ÉCONOMIE

16 octobre 2017

Les communes face au défi du logement


Philippe Ledent

Senior Economist

Les questions macroéconomiques sont traditionnellement traitées au niveau fédéral ou régional. Cependant, les informations récoltées sont souvent agrégées et très éloignées de la situation vécue par le citoyen. En utilisant les données des communes, certaines questions peuvent être mieux abordées.
Les prix de l'immobilier, par exemple, diffèrent selon les communes. La question de l’accès à la propriété reste un sujet important de discussion et soulève inlassablement les mêmes questions : les prix de l’immobilier et la capacité de financement du candidat acheteur lui permettent-ils l’accès à la propriété à l’endroit désiré ? Nous avons mené des recherches sur le prix de l'immobilier dans les 589 communes de Belgique et ce sur la période 2005-2014.

Le premier but de cette étude est de comprendre dans quelle mesure l’évolution des revenus et de la démographie dans une commune a pu influencer l’évolution des prix de l’immobilier dans celle-ci.

  • Un lien relativement fort entre le niveau, à un moment donné, des revenus fiscaux et le niveau des prix de l’immobilier peut être identifié, conformément à l’intuition, bien qu’il existe de nombreuses exceptions.
  • Par contre, le lien entre l’évolution des revenus fiscaux et l’évolution des prix de l’immobilier sur la période 2005-2014 semble plus complexe.
  • Enfin, il n’y a pas de lien direct entre l’évolution de la démographie dans une commune et l’évolution des prix de l’immobilier.

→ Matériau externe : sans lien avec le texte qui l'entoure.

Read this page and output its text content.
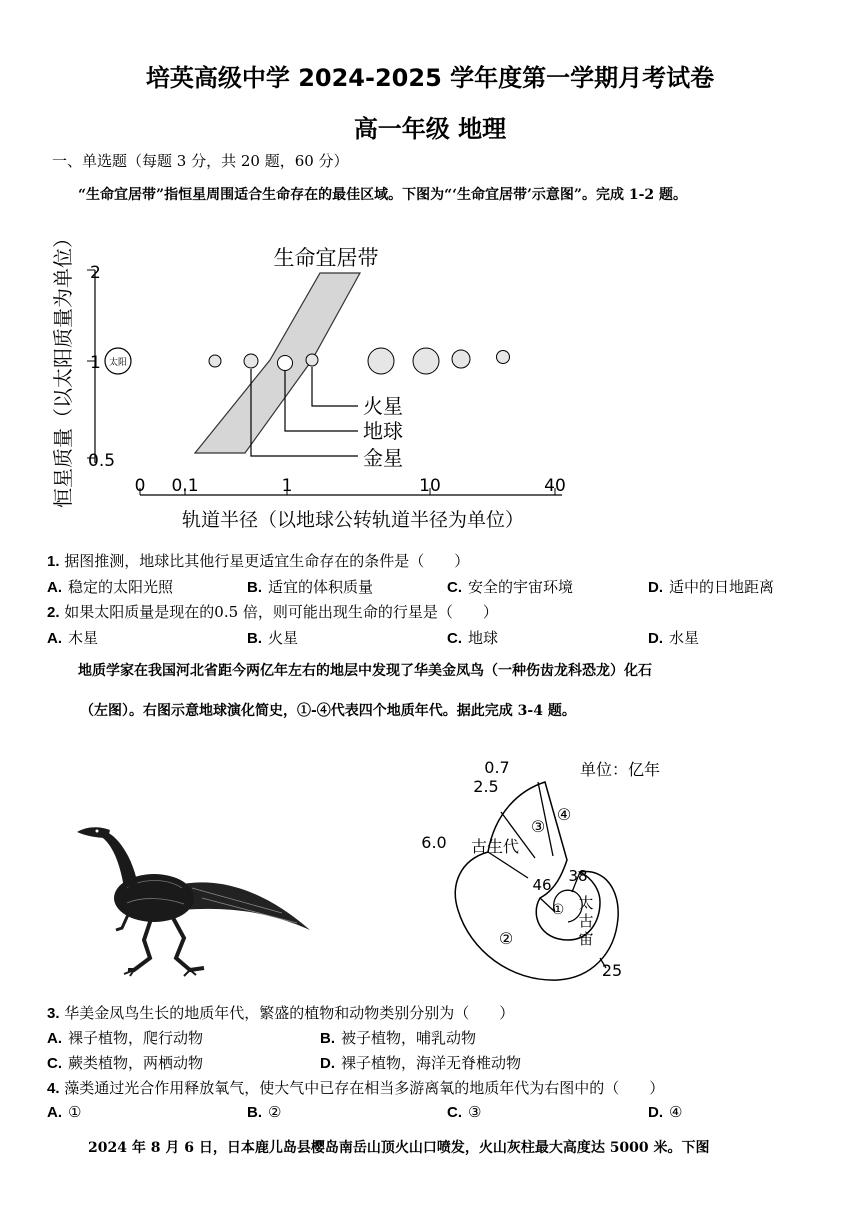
培英高级中学 2024-2025 学年度第一学期月考试卷
高一年级 地理
一、单选题（每题 3 分，共 20 题，60 分）
“生命宜居带”指恒星周围适合生命存在的最佳区域。下图为“‘生命宜居带’示意图”。完成 1-2 题。
2
1
0.5
恒星质量（以太阳质量为单位）	生命宜居带
太阳
火星
地球
金星
0 0.1	1	10	40
轨道半径（以地球公转轨道半径为单位）
1. 据图推测，地球比其他行星更适宜生命存在的条件是（　　）
A. 稳定的太阳光照	B. 适宜的体积质量	C. 安全的宇宙环境	D. 适中的日地距离
2. 如果太阳质量是现在的0.5 倍，则可能出现生命的行星是（　　）
A. 木星	B. 火星	C. 地球	D. 水星
地质学家在我国河北省距今两亿年左右的地层中发现了华美金凤鸟（一种伤齿龙科恐龙）化石
（左图）。右图示意地球演化简史，①-④代表四个地质年代。据此完成 3-4 题。
0.7
2.5
6.0
46 38
25
单位：亿年
古生代
太
古
宙
①
②
③
④
3. 华美金凤鸟生长的地质年代，繁盛的植物和动物类别分别为（　　）
A. 裸子植物，爬行动物	B. 被子植物，哺乳动物
C. 蕨类植物，两栖动物	D. 裸子植物，海洋无脊椎动物
4. 藻类通过光合作用释放氧气，使大气中已存在相当多游离氧的地质年代为右图中的（　　）
A. ①	B. ②	C. ③	D. ④
2024 年 8 月 6 日，日本鹿儿岛县樱岛南岳山顶火山口喷发，火山灰柱最大高度达 5000 米。下图
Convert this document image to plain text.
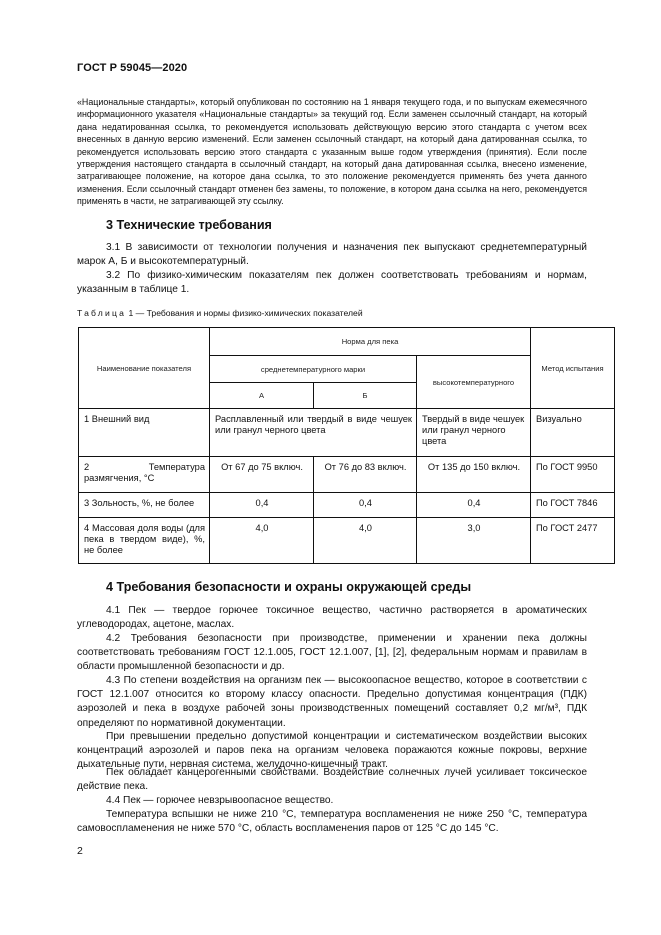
ГОСТ Р 59045—2020

«Национальные стандарты», который опубликован по состоянию на 1 января текущего года, и по выпускам ежемесячного информационного указателя «Национальные стандарты» за текущий год. Если заменен ссылочный стандарт, на который дана недатированная ссылка, то рекомендуется использовать действующую версию этого стандарта с учетом всех внесенных в данную версию изменений. Если заменен ссылочный стандарт, на который дана датированная ссылка, то рекомендуется использовать версию этого стандарта с указанным выше годом утверждения (принятия). Если после утверждения настоящего стандарта в ссылочный стандарт, на который дана датированная ссылка, внесено изменение, затрагивающее положение, на которое дана ссылка, то это положение рекомендуется применять без учета данного изменения. Если ссылочный стандарт отменен без замены, то положение, в котором дана ссылка на него, рекомендуется применять в части, не затрагивающей эту ссылку.

3 Технические требования

3.1 В зависимости от технологии получения и назначения пек выпускают среднетемпературный марок А, Б и высокотемпературный.

3.2 По физико-химическим показателям пек должен соответствовать требованиям и нормам, указанным в таблице 1.

Таблица 1 — Требования и нормы физико-химических показателей
Наименование показателя	Норма для пека			Метод испытания
	среднетемпературного марки		высокотемпературного	
	А	Б		
1 Внешний вид	Расплавленный или твердый в виде чешуек или гранул черного цвета		Твердый в виде чешуек или гранул черного цвета	Визуально
2 Температура размягчения, °С	От 67 до 75 включ.	От 76 до 83 включ.	От 135 до 150 включ.	По ГОСТ 9950
3 Зольность, %, не более	0,4	0,4	0,4	По ГОСТ 7846
4 Массовая доля воды (для пека в твердом виде), %, не более	4,0	4,0	3,0	По ГОСТ 2477
4 Требования безопасности и охраны окружающей среды

4.1 Пек — твердое горючее токсичное вещество, частично растворяется в ароматических углеводородах, ацетоне, маслах.

4.2 Требования безопасности при производстве, применении и хранении пека должны соответствовать требованиям ГОСТ 12.1.005, ГОСТ 12.1.007, [1], [2], федеральным нормам и правилам в области промышленной безопасности и др.

4.3 По степени воздействия на организм пек — высокоопасное вещество, которое в соответствии с ГОСТ 12.1.007 относится ко второму классу опасности. Предельно допустимая концентрация (ПДК) аэрозолей и пека в воздухе рабочей зоны производственных помещений составляет 0,2 мг/м³, ПДК определяют по нормативной документации.

При превышении предельно допустимой концентрации и систематическом воздействии высоких концентраций аэрозолей и паров пека на организм человека поражаются кожные покровы, верхние дыхательные пути, нервная система, желудочно-кишечный тракт.

Пек обладает канцерогенными свойствами. Воздействие солнечных лучей усиливает токсическое действие пека.

4.4 Пек — горючее невзрывоопасное вещество.

Температура вспышки не ниже 210 °С, температура воспламенения не ниже 250 °С, температура самовоспламенения не ниже 570 °С, область воспламенения паров от 125 °С до 145 °С.

2
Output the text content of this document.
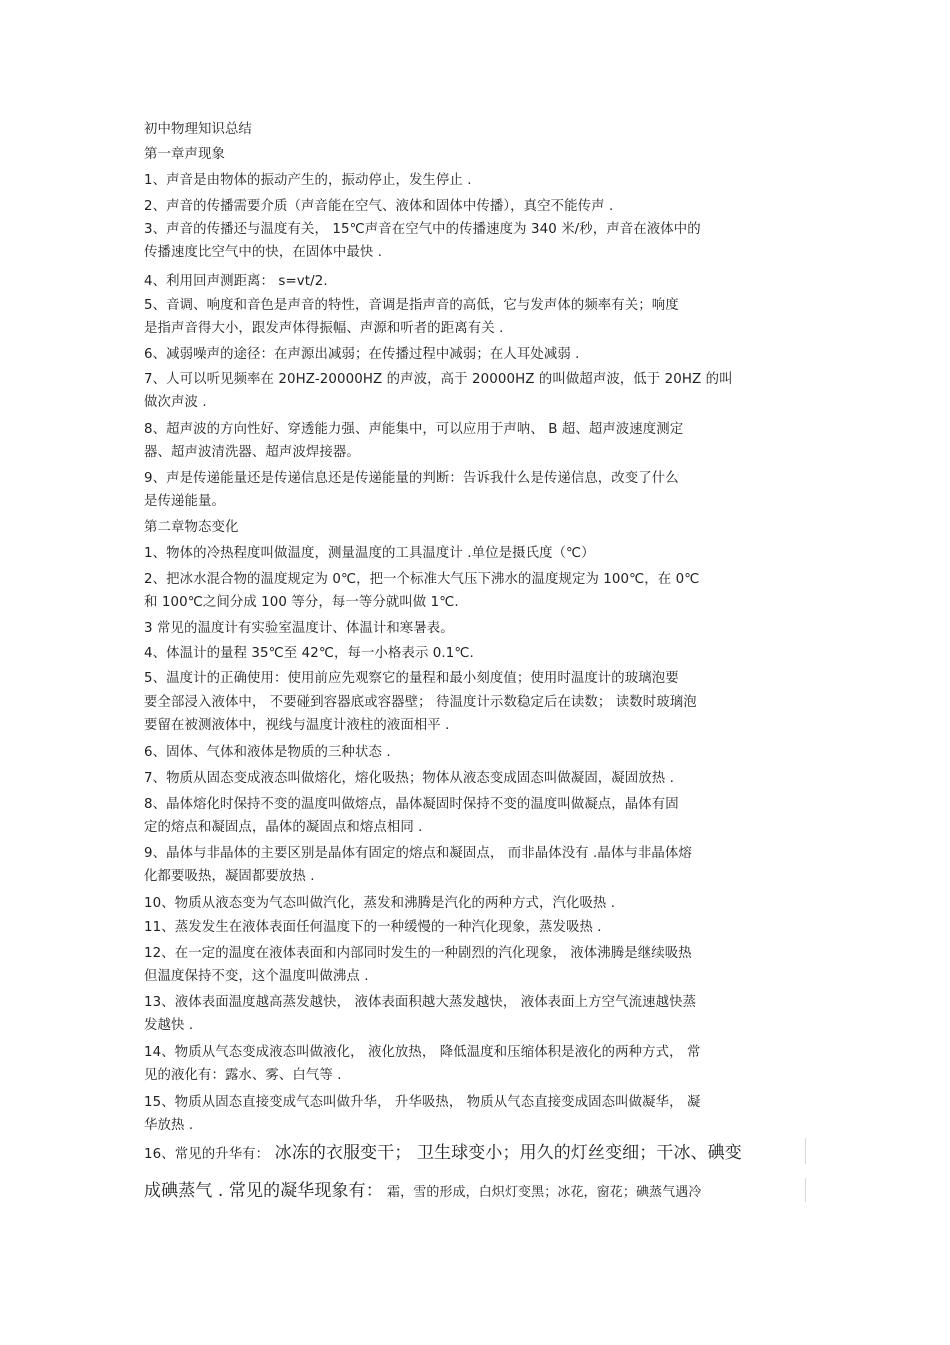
初中物理知识总结
第一章声现象
1、声音是由物体的振动产生的，振动停止，发生停止 .
2、声音的传播需要介质（声音能在空气、液体和固体中传播），真空不能传声 .
3、声音的传播还与温度有关， 15℃声音在空气中的传播速度为 340 米/秒，声音在液体中的
传播速度比空气中的快，在固体中最快 .
4、利用回声测距离： s=vt/2.
5、音调、响度和音色是声音的特性，音调是指声音的高低，它与发声体的频率有关；响度
是指声音得大小，跟发声体得振幅、声源和听者的距离有关 .
6、减弱噪声的途径：在声源出减弱；在传播过程中减弱；在人耳处减弱 .
7、人可以听见频率在 20HZ-20000HZ 的声波，高于 20000HZ 的叫做超声波，低于 20HZ 的叫
做次声波 .
8、超声波的方向性好、穿透能力强、声能集中，可以应用于声呐、 B 超、超声波速度测定
器、超声波清洗器、超声波焊接器。
9、声是传递能量还是传递信息还是传递能量的判断：告诉我什么是传递信息，改变了什么
是传递能量。
第二章物态变化
1、物体的冷热程度叫做温度，测量温度的工具温度计 .单位是摄氏度（℃）
2、把冰水混合物的温度规定为 0℃，把一个标准大气压下沸水的温度规定为 100℃，在 0℃
和 100℃之间分成 100 等分，每一等分就叫做 1℃.
3 常见的温度计有实验室温度计、体温计和寒暑表。
4、体温计的量程 35℃至 42℃，每一小格表示 0.1℃.
5、温度计的正确使用：使用前应先观察它的量程和最小刻度值；使用时温度计的玻璃泡要
要全部浸入液体中， 不要碰到容器底或容器壁； 待温度计示数稳定后在读数； 读数时玻璃泡
要留在被测液体中，视线与温度计液柱的液面相平 .
6、固体、气体和液体是物质的三种状态 .
7、物质从固态变成液态叫做熔化，熔化吸热；物体从液态变成固态叫做凝固，凝固放热 .
8、晶体熔化时保持不变的温度叫做熔点，晶体凝固时保持不变的温度叫做凝点，晶体有固
定的熔点和凝固点，晶体的凝固点和熔点相同 .
9、晶体与非晶体的主要区别是晶体有固定的熔点和凝固点， 而非晶体没有 .晶体与非晶体熔
化都要吸热，凝固都要放热 .
10、物质从液态变为气态叫做汽化，蒸发和沸腾是汽化的两种方式，汽化吸热 .
11、蒸发发生在液体表面任何温度下的一种缓慢的一种汽化现象，蒸发吸热 .
12、在一定的温度在液体表面和内部同时发生的一种剧烈的汽化现象， 液体沸腾是继续吸热
但温度保持不变，这个温度叫做沸点 .
13、液体表面温度越高蒸发越快， 液体表面积越大蒸发越快， 液体表面上方空气流速越快蒸
发越快 .
14、物质从气态变成液态叫做液化， 液化放热， 降低温度和压缩体积是液化的两种方式， 常
见的液化有：露水、雾、白气等 .
15、物质从固态直接变成气态叫做升华， 升华吸热， 物质从气态直接变成固态叫做凝华， 凝
华放热 .
16、常见的升华有： 冰冻的衣服变干； 卫生球变小；用久的灯丝变细；干冰、碘变
成碘蒸气 . 常见的凝华现象有： 霜，雪的形成，白炽灯变黑；冰花，窗花；碘蒸气遇冷
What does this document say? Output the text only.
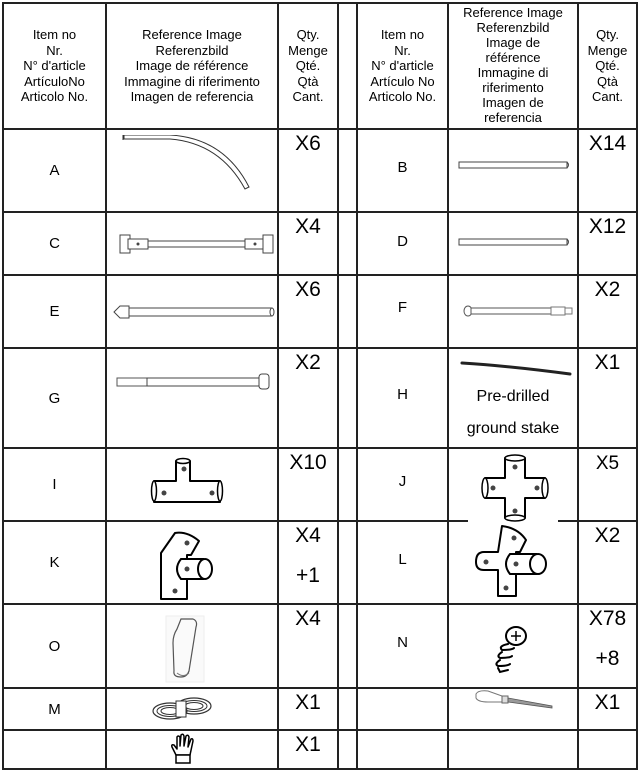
Item no
Nr.
N° d'article
ArtículoNo
Articolo No.
Reference Image
Referenzbild
Image de référence
Immagine di riferimento
Imagen de referencia
Qty.
Menge
Qté.
Qtà
Cant.
Item no
Nr.
N° d'article
Artículo No
Articolo No.
Reference Image
Referenzbild
Image de
référence
Immagine di
riferimento
Imagen de
referencia
Qty.
Menge
Qté.
Qtà
Cant.
A
C
E
G
I
K
O
M
B
D
F
H
J
L
N
X6
X4
X6
X2
X10
X4
+1
X4
X1
X1
X14
X12
X2
X1
X5
X2
X78
+8
X1
Pre-drilled
ground stake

Dès lors, nous montrons que d’autres variables doivent être prises en compte pour capter l’influence des revenus et de la démographie sur les prix de l’immobilier. Mais l’évolution des prix n’est pas un objectif en soi pour des autorités communales. Par contre, une évolution particulière des prix de l’immobilier peut être le signe de déséquilibres sur lesquels les autorités peuvent agir. C’est pourquoi nous cherchons dans un deuxième temps à traduire les résultats économétriques auxquels nous aboutissons sur les prix en quelques point d’attention à destination des autorités communales, que l’on peut résumer comme suit :

  • La pression démographique dans une commune n’implique pas nécessairement une forte hausse des prix de l’immobilier. Une politique active de transformation des logements existants en unités plus petites, ou d’offre de nouveaux logements par l’octroi de permis de bâtir ou en partenariat avec des promoteurs immobiliers peut maintenir un niveau stable d’accessibilité au logement.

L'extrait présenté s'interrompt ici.